To be fair, cousins marrying cousins wasn't at all uncommon in the 1800s.
"Yeah, well, so was steppin' in horse crap!"
That night Jayne slept little, but when morning came, St. John demanded her acquiesence to his proposal (or rather order) of marriage.
"Stuff it!" yelled Jayne, throwing an inkwell at him.
St. John sighed, looking put upon, then, with a martyred look, he said, "I shall ask you again tonight, Jayne. Your answer, I trust, shall be different." With that, he left.
Mary and Diana, both of whom had heard this conversation, urged Jayne to remain steadfast in his determination to avoid matrimony with St.
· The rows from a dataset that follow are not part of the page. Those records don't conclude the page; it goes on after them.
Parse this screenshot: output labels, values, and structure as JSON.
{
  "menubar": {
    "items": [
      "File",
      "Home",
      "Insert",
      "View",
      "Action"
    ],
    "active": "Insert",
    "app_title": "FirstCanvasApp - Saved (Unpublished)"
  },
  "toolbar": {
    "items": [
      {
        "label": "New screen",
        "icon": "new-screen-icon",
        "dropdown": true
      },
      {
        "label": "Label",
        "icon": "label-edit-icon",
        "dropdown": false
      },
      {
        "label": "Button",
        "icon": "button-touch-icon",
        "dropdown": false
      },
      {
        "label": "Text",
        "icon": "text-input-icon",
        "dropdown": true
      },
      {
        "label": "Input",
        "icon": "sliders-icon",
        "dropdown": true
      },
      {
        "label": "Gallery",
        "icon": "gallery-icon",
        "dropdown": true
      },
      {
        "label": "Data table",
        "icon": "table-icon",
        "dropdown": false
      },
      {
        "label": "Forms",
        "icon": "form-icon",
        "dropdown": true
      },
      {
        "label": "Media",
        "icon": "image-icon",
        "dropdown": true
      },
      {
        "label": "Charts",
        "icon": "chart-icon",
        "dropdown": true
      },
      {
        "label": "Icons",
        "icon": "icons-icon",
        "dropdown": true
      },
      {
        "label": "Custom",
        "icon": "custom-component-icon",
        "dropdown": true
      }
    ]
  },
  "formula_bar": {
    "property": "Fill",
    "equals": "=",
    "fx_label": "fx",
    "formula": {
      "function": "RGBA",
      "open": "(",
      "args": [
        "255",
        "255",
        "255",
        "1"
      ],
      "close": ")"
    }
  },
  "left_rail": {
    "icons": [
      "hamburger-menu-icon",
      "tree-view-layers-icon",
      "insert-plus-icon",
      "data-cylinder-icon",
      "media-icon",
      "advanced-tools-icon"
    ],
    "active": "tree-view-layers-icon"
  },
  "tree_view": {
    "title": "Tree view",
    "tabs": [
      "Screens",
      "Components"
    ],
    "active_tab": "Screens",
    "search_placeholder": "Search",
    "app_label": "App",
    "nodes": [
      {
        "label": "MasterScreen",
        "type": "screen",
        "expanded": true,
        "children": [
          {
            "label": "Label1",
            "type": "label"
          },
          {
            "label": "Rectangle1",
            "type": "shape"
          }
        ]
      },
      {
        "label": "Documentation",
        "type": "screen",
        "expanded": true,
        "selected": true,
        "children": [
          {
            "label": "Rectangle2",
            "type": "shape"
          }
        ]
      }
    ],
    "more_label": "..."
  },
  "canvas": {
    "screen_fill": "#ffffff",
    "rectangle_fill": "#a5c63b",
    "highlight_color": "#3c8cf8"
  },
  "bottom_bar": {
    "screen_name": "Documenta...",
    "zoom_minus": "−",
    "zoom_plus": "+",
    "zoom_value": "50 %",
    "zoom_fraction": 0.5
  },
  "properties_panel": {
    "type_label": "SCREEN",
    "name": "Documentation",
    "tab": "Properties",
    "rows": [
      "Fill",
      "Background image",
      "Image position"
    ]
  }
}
John, mainly because both of them thought he was a freak, but also because kindly sisterhood had blossomed amongst the three. Jayne, though, was confused as to where he should go and what he should do. He did not wish to abandon the only family he had known, and in truth, his heart still pined for Mr. Rochester.
"I miss old Ed."
Indeed you do. That night, St. John once again confronted Jayne. Just as Jayne was about to scream with frustration, he heard a strange voice.
"Jayne!" it wailed. "Jayne!"
It was the voice of Mr. Rochester, though whence it came from Jayne could not tell. St. John heard nothing, but could tell Jayne percieved something.
"You are hearing heavenly voices telling you to marry me," he assured him.
Jayne turned to him, then, picking up a very large coal scuttle from the kitchen, he smote St. John mightily over the head, dropping him like a highly pompous sack of potatoes.
"See, now that was fun!"
I must concur. Jayne immediately ran through the night and out to a carriage, soon being wisked away to Thornfield Hall to see if Mr. Rochester was well.
"This story is weirder than jugglin' goslings."
Indeed, but I believe there is but one more chapter left in its telling.
"Good. These corsets are killin' me."